WHO ARE WE?: This gaming group has been around for a decade now and has played through 2E, 3E, 3.5E and now are moving on to 4E.  We are made up of 30 to 40 year old working professionals, married, have kids, and just happen to enjoy getting together to throw some dice opposed to golfing.  Currently we are down to 4 players (or 3 and 1 GM) and are looking for a few more.

HOW WE GAME: We tend to run module series as a backbone with homebrew to fill gaps.  The focus is much more on problem solving and combat than roleplay, but we do have the occasional game where no combat is had.  In general the only non WotC products we use / allow are adventure modules or settings.  We do not focus on any one particular setting.

HOUSERULES: Rule zero exists for a reason, however over the last decade we strive to invoke it precisely zero times per campaign.  I find the game just flows better if everyone shares the same view of what game they are playing.

DICE: Thought I would make a special note of this ... I (and other backup GMs) dont fudge dice rolls.  We roll openly in front of players whenever possible and as a result there are legends of insignificant creatures rolling quintuple back to back crit hits devastating whole parties.  Without the time honored tradition of GMs fudging dice rolls in the players favor, many find the death rate a bit high at first.  We like it that way, and find that players approach encounters a bit more honestly as a result.  Players have gone 1 to 20th in 3E with us though so its not like we run killer campaigns either, its just hard to do.  

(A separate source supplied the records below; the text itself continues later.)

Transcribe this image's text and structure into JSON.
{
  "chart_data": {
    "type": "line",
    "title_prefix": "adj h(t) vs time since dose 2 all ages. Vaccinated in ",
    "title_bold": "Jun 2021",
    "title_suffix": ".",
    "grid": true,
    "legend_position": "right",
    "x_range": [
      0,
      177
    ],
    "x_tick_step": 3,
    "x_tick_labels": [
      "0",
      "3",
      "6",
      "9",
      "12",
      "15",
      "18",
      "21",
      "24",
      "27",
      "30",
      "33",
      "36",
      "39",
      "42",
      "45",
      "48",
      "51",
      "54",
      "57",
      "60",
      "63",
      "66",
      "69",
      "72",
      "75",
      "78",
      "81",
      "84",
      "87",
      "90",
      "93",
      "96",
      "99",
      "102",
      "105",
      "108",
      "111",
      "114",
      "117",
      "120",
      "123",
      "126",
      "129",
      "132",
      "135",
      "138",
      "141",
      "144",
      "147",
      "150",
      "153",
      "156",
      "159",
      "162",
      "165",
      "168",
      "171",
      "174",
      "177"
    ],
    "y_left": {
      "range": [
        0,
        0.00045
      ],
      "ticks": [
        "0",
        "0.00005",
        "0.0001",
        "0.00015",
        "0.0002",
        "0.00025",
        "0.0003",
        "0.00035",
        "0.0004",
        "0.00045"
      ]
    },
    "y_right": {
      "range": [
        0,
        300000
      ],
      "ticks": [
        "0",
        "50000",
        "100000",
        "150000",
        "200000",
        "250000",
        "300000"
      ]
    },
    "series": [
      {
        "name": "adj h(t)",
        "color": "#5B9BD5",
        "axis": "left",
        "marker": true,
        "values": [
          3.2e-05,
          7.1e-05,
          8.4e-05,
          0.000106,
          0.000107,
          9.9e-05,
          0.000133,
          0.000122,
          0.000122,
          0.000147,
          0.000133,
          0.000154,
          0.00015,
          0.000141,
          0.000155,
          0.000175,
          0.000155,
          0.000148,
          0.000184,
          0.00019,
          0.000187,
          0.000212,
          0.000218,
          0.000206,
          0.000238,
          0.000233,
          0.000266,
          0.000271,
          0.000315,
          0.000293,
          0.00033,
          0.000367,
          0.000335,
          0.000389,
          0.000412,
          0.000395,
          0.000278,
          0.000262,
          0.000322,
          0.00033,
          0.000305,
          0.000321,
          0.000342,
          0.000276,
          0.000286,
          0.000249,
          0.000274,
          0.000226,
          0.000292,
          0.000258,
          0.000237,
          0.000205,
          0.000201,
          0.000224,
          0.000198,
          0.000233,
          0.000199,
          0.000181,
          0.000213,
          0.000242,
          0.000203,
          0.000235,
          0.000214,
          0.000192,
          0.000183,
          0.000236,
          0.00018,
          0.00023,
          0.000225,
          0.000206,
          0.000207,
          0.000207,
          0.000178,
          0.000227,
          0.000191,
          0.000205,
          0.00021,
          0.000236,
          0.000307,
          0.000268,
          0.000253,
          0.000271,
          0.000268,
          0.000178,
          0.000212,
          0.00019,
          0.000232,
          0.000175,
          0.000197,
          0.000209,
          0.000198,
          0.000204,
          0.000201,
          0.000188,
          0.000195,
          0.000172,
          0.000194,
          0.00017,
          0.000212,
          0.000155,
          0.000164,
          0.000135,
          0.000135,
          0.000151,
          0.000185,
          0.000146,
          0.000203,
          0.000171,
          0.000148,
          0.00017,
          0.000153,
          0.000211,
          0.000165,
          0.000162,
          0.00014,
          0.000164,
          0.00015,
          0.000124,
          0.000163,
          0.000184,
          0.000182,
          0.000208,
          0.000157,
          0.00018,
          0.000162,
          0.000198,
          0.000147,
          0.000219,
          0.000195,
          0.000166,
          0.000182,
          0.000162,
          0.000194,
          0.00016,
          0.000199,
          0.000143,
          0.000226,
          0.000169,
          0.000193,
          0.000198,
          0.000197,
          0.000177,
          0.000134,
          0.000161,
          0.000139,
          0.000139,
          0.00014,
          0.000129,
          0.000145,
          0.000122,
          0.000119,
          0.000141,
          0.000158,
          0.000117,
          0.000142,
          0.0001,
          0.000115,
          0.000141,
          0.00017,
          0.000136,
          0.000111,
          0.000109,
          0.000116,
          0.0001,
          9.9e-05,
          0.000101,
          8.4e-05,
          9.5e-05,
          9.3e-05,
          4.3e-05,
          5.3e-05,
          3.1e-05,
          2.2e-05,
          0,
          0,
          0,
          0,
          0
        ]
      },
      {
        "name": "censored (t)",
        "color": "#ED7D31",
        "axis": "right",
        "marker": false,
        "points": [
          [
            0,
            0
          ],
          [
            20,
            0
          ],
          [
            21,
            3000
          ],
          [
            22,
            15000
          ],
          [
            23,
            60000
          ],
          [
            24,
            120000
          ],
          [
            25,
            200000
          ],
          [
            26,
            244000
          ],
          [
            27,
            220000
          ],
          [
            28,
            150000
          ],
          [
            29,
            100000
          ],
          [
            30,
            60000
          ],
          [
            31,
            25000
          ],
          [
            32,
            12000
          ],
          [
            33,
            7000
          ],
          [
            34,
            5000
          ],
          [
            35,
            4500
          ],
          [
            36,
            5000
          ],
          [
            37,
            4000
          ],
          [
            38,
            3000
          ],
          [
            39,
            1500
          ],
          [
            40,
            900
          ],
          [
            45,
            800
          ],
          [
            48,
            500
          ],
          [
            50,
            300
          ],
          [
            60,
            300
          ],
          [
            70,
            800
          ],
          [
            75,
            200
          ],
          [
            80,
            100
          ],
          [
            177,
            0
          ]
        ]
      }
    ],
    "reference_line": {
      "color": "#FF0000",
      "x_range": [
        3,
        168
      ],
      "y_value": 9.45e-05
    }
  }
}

WHO ARE YOU?: Knowledge of the game is not as important as desire to play.  Someone we would feel comfortable heading out to Dave & Busters with and grab the latest flick at the movies with.  Your age should be 21+ (its a drinking limit in the state of California thing if alcohol should flow, as well as the ability to handle more mature subject matter if we decide to go there for a game or two).  Cats ... we have two of them, allergic folks beware.

And most importantly we are looking for players that are fun to game with and don't marginalize or disrespect their fellow gamers ...

If you have questions or are intrested ... send an email to Shadewyn@cox.net

We are gonna try and have everything locked into place for June 6th as the first transition to 4E game.


----------



## Satori (May 7, 2008)

Sweet!  I'm in Santa Ana, CA!

Email incoming!


----------



## Shadewyn (May 12, 2008)

Heading someplace tropical for a couple weeks.  I will catch up with eveyones email and such on Memorial day weekend when I get back.


----------



## Shadewyn (Jun 3, 2008)

At this point we have sorted through all the requests to join (far more than any one group could accept), met up with a few canidates and made an initial selection.

This is good news for 4E as a game as folks seem intrested ... its bad news for others as they will have to continue their search for a group (hint: post a LFG note as there was enough to build a 2nd group alone off those we could not accept due to size reasons).

*And of course if you are that gamer that just knows you would be a fit with us, send an email and at the least * we can put you on the list of folks to talk to if there is attrition (we will draw from that list before ever doing an open announcement). Who knows ... if the email is impressive enough or the bribe is good enough and all agree we may squeeze you in.


----------